Ven. Set 30th, 2022

A gennaio verrà fatta una verifica sulla tenuta del governo. Lo ha detto Giuseppe Conte, ma solo “dopo l’approvazione della legge di Bilancio”. Dopodiché, ha aggiunto il premier, “chiederò alle forze politiche di condividere un percorso anche sul piano del cronoprogramma fino al 2023 e delle priorità che andremo a realizzare. Il Paese chiede chiarezza, non possiamo proseguire con dichiarazioni o differenti sensibilità”.

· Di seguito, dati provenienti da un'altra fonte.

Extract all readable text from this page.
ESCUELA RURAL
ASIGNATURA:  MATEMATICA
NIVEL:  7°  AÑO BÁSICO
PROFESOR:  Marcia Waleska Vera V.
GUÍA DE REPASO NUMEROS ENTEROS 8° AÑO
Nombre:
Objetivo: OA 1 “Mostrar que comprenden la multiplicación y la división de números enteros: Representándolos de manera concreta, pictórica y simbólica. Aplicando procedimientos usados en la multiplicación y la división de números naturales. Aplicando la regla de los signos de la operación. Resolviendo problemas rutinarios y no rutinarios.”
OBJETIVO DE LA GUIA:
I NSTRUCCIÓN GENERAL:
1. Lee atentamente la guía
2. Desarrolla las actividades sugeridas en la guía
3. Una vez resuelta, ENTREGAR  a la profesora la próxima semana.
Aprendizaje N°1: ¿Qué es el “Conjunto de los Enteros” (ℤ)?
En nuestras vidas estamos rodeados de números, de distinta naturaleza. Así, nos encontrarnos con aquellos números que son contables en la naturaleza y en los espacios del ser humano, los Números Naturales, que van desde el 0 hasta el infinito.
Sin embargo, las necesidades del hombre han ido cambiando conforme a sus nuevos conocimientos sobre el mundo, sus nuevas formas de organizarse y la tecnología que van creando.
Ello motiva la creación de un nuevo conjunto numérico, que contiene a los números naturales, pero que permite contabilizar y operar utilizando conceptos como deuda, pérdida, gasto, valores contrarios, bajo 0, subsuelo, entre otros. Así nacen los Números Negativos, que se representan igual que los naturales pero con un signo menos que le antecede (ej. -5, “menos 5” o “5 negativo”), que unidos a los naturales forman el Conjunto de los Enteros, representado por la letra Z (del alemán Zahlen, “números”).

Giusta osservazione in merito ad un governo molle, che ha messo in piedi una manovra che non da benefici in termini di lavoro. La priorità dell’Italia rimane il lavoro che non c’è. Su questo punto il governo di sinistra ha fatto pochissimo. Un pensiero su tutto è la chiusura costante di imprese, commercianti e artigiani. Inoltre ci sono i grandi gruppi industriali che si trovano in affanno e possono ridimensionare la forza lavoro creando ulteriori disoccupati.

Un governo così non può reggere. Anime molto diverse tra loro, che ogni giorno emanano proclami rivoluzionari che rimangono sulla carta poiché inattuabili nel concreto. Ci sono diverse vedute tra gli alleati, a partire da Luigi Di Maio, passando per Zingaretti e finendo a Renzi. Una maggioranza che va avanti a tentoni, ma non ha una visione comune. La centralità sono i voti e non gli interessi dei cittadini. Ogni giorno ci sono dichiarazioni di Di Maio e Renzi che trasmettono all’esterno la sensazione che ognuno cerca di tirare l’acqua del mulino dalla sua parte per non perdere voti.